Le pouvoir de Satan?

Écrit par Gary Victor, Le National, Haïti, publié le 5 avril 2023 

Le jeu est dans une phase dévastatrice, mais seulement au désavantage de la population haïtienne. Notre Premier ministre s’en rend-il compte?? Il doit être entouré de courtisans qui doivent lui souffler qu’il est sur le bon chemin et que tout va pour le mieux dans le meilleur des mondes surtout que l’Étranger ne jure que par lui.
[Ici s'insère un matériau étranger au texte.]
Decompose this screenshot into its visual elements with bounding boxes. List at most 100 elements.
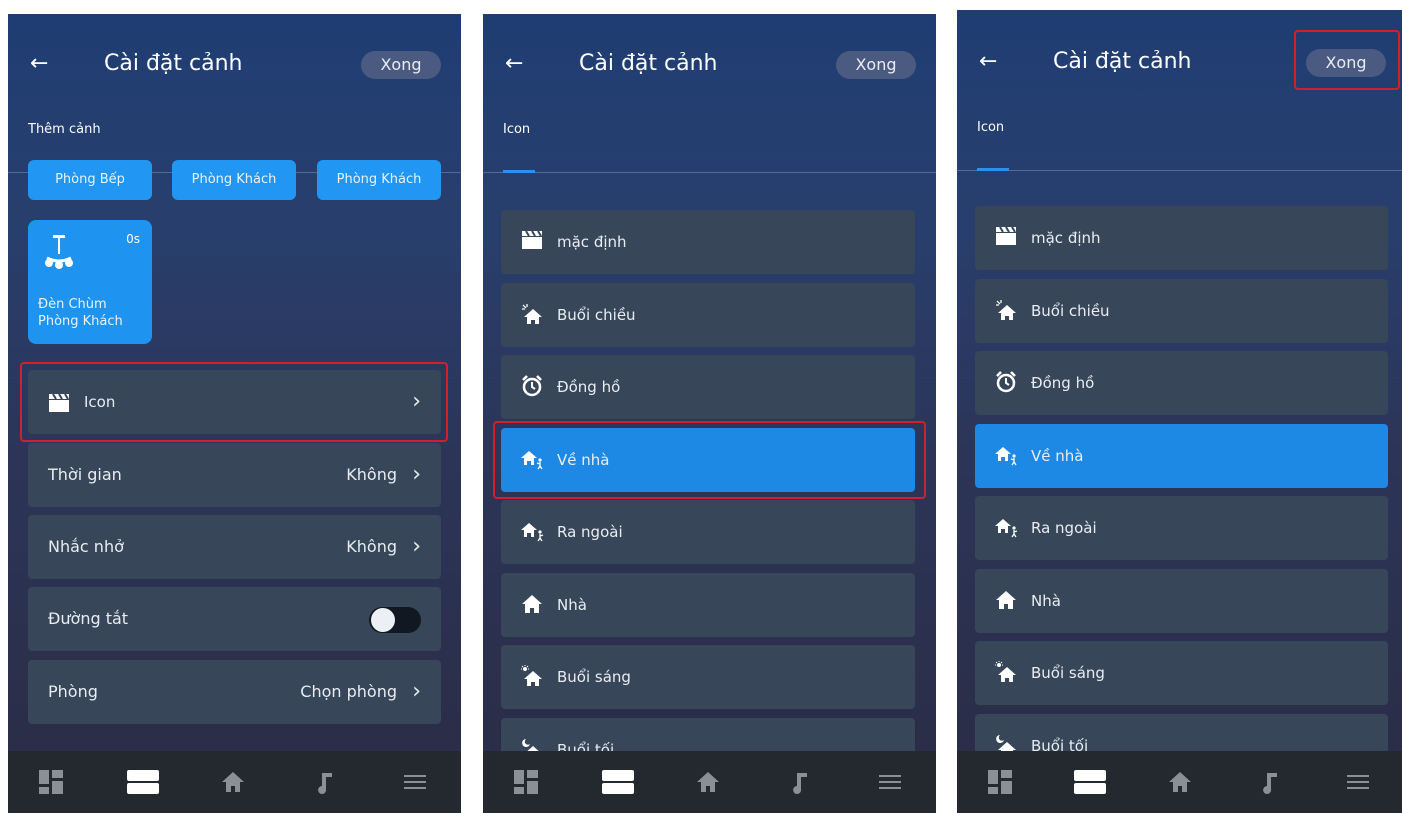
time-row[interactable]: Thời gian Không › — [28, 443, 441, 507]
icon-option[interactable]: Buổi sáng — [975, 641, 1388, 705]
reminder-row[interactable]: Nhắc nhở Không › — [28, 515, 441, 579]
scenes-icon[interactable] — [1073, 769, 1107, 795]
icon-option[interactable]: Buổi sáng — [501, 645, 915, 709]
dashboard-icon[interactable] — [38, 769, 64, 795]
chevron-right-icon: › — [412, 462, 421, 487]
menu-icon[interactable] — [402, 769, 428, 795]
back-arrow-icon[interactable]: ← — [505, 50, 523, 78]
tab-indicator — [503, 170, 535, 173]
clapperboard-icon — [995, 226, 1017, 248]
icon-option[interactable]: Ra ngoài — [975, 496, 1388, 560]
row-label: Đường tắt — [48, 609, 129, 628]
home-icon — [521, 593, 543, 615]
chandelier-icon — [45, 235, 73, 269]
music-icon[interactable] — [1257, 769, 1283, 795]
room-row[interactable]: Phòng Chọn phòng › — [28, 660, 441, 724]
page-title: Cài đặt cảnh — [104, 51, 243, 76]
icon-option[interactable]: Nhà — [501, 572, 915, 637]
go-out-icon — [521, 520, 544, 542]
scenes-icon[interactable] — [601, 769, 635, 795]
shortcut-row: Đường tắt — [28, 587, 441, 651]
tab-divider — [957, 170, 1402, 171]
row-label: Nhắc nhở — [48, 537, 124, 556]
header: ← Cài đặt cảnh Xong — [8, 14, 461, 114]
bottom-nav — [8, 751, 461, 813]
home-icon[interactable] — [1167, 769, 1193, 795]
back-arrow-icon[interactable]: ← — [979, 48, 997, 76]
device-card[interactable]: 0s Đèn Chùm Phòng Khách — [28, 220, 152, 344]
highlight-box — [493, 421, 926, 499]
come-home-icon — [995, 444, 1017, 466]
icon-option-label: Về nhà — [1031, 446, 1084, 465]
afternoon-house-icon — [521, 303, 543, 325]
dashboard-icon[interactable] — [513, 769, 539, 795]
tab-add-scene[interactable]: Thêm cảnh — [28, 122, 101, 137]
music-icon[interactable] — [312, 769, 338, 795]
menu-icon[interactable] — [1345, 769, 1371, 795]
row-label: Phòng — [48, 682, 98, 701]
room-chip[interactable]: Phòng Khách — [317, 160, 441, 200]
icon-option-label: Buổi chiều — [557, 305, 636, 324]
screen-icon-picker-done: ← Cài đặt cảnh Xong Icon mặc định Buổi ch… — [957, 10, 1402, 813]
shortcut-toggle[interactable] — [369, 607, 421, 633]
back-arrow-icon[interactable]: ← — [30, 50, 48, 78]
device-name-line: Đèn Chùm — [38, 297, 107, 312]
icon-option[interactable]: Đồng hồ — [501, 355, 915, 419]
page-title: Cài đặt cảnh — [1053, 49, 1192, 74]
icon-option-label: Nhà — [1031, 591, 1061, 610]
music-icon[interactable] — [787, 769, 813, 795]
highlight-box — [20, 362, 448, 442]
scenes-icon[interactable] — [126, 769, 160, 795]
icon-option-label: Nhà — [557, 595, 587, 614]
tab-divider — [483, 172, 936, 173]
room-chip[interactable]: Phòng Bếp — [28, 160, 152, 200]
alarm-clock-icon — [521, 375, 543, 397]
screen-scene-settings: ← Cài đặt cảnh Xong Thêm cảnh Phòng Bếp … — [8, 14, 461, 813]
screen-icon-picker: ← Cài đặt cảnh Xong Icon mặc định Buổi ch… — [483, 14, 936, 813]
tab-indicator — [977, 168, 1009, 171]
icon-option-label: Buổi chiều — [1031, 301, 1110, 320]
dashboard-icon[interactable] — [987, 769, 1013, 795]
row-value: Chọn phòng — [300, 682, 397, 701]
device-name: Đèn Chùm Phòng Khách — [38, 296, 123, 330]
icon-option-label: Đồng hồ — [1031, 374, 1095, 392]
row-value: Không — [346, 537, 397, 556]
chevron-right-icon: › — [412, 534, 421, 559]
row-label: Thời gian — [48, 465, 122, 484]
icon-option[interactable]: Buổi chiều — [501, 282, 915, 347]
home-icon[interactable] — [695, 769, 721, 795]
icon-option-label: Buổi sáng — [557, 668, 631, 686]
chevron-right-icon: › — [412, 679, 421, 704]
icon-option[interactable]: Ra ngoài — [501, 500, 915, 564]
icon-option-label: Ra ngoài — [557, 523, 623, 541]
done-button[interactable]: Xong — [836, 51, 916, 79]
icon-option[interactable]: Buổi chiều — [975, 278, 1388, 343]
done-button[interactable]: Xong — [361, 51, 441, 79]
icon-option[interactable]: Về nhà — [975, 423, 1388, 488]
afternoon-house-icon — [995, 299, 1017, 321]
bottom-nav — [483, 751, 936, 813]
header: ← Cài đặt cảnh Xong — [483, 14, 936, 114]
tab-icon[interactable]: Icon — [977, 120, 1004, 135]
icon-option[interactable]: Nhà — [975, 568, 1388, 633]
icon-option-label: Buổi sáng — [1031, 664, 1105, 682]
go-out-icon — [995, 516, 1018, 538]
device-delay: 0s — [126, 232, 140, 246]
bottom-nav — [957, 751, 1402, 813]
icon-option[interactable]: Đồng hồ — [975, 351, 1388, 415]
icon-option-label: mặc định — [557, 233, 627, 251]
morning-house-icon — [521, 665, 543, 687]
room-chip[interactable]: Phòng Khách — [172, 160, 296, 200]
row-value: Không — [346, 465, 397, 484]
home-icon — [995, 589, 1017, 611]
icon-option[interactable]: mặc định — [501, 210, 915, 274]
clapperboard-icon — [521, 230, 543, 252]
home-icon[interactable] — [220, 769, 246, 795]
icon-option[interactable]: mặc định — [975, 206, 1388, 270]
alarm-clock-icon — [995, 371, 1017, 393]
page-title: Cài đặt cảnh — [579, 51, 718, 76]
toggle-knob — [371, 608, 395, 632]
tab-icon[interactable]: Icon — [503, 122, 530, 137]
icon-option-label: Đồng hồ — [557, 378, 621, 396]
menu-icon[interactable] — [877, 769, 903, 795]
Les indicateurs socio-économiques établis par les spécialistes de divers horizons font cependant dresser les cheveux sur la tête à n’importe quel citoyen sain d’esprit. 

Un simple constat physique ne peut que décréter l’échec total d’un mode de gouvernance pratiqué depuis des décennies. Encore qu’il n’est nul besoin d’aller trop loin, à des centaines de kilomètres au fin fond du pays. Habituellement, même les gouvernements fantoches avaient la décence de faire en sorte que leur environnement immédiat, ce qu’on a coutume d’appeler le centre, soit un modèle, un trompe-l’oeil, un mirage, au moins pour donner une idée de grandeur à ces dirigeants. Mais dès qu’on s’éloigne de ce centre en trompe-l’oeil, dévoreurs de ressources de la périphérie et de tout l’espace physique sous son contrôle, on découvre alors la misère, le dénuement, l’abandon, le chaos. 

Ici dans un rayon de cinq-cent mètres du centre du pouvoir, il n’y a rien, sinon la crasse et le chaos. Aucun État dans l’histoire du monde n’a accepté que des voies de communication essentielle et à portée de tirs parfois, soient sous le contrôle de bandits, empêchant ainsi à la fois le commerce, et le déplacement de la force armée sous son contrôle. Une telle situation ne signifie rien de plus que la chute du pouvoir en place pour incompétence mêlée d’impuissance. On ne s’étonne plus d’un hôpital d’État pitoyable ni d’une caserne de pompier et d’un commissariat de police dans un état plus qu’exécrable. Une place publique, devient pratiquement une décharge où on n’est même pas capable de faire pousser et d’entretenir un gazon. Tout démontre l’incapacité de penser et de gérer dans ce seul microcosme bien révélateur. Il est logique donc que plus on s’éloigne, plus on constate l’épouvantable réalité. La décentralisation chez nous doit être pensée autrement, vu que le centre, ici, est ce qu’il est. Nos dits beaux quartiers n’ont été que des bidonvilles de luxe maintenant menacés par des voyous armés. Ne nous attardons pas à l’état désastreux de notre système éducatif. 

Le jeu se termine avec le compte à rebours enclenché par l’agonie accélérée de la gourde. L’effritement du pouvoir d’achat de la population, du moins de la partie qui pouvait prétendre en disposer, va bientôt atteindre le plancher, ce qui ne pourra que déclencher révolte et émeutes. Les joueurs que nous connaissons vont essayer de continuer une partie perdue, imaginer toutes sortes de stratégies absurdes pour rester à une table qui se vide de tout. Mais lesdits dirigeants font allégeance à l’Étranger qui, seul, connait les tenants et les aboutissants de ce jeu dont la population en fait les frais. 

Dans les cercles dirigeants, le seul horizon se résume à la jouissance pleine et entière de tout ce que le pouvoir met à sa disposition. On se fout du jugement de l’Histoire dans une sorte d’ultime miséra-bilisme mental, détruisant tels des forcenés des années de réputation qu’on s’est construit au prix de durs d’efforts. Si le pouvoir a à voir avec Satan, nous devrions être ici en plein dans son cul.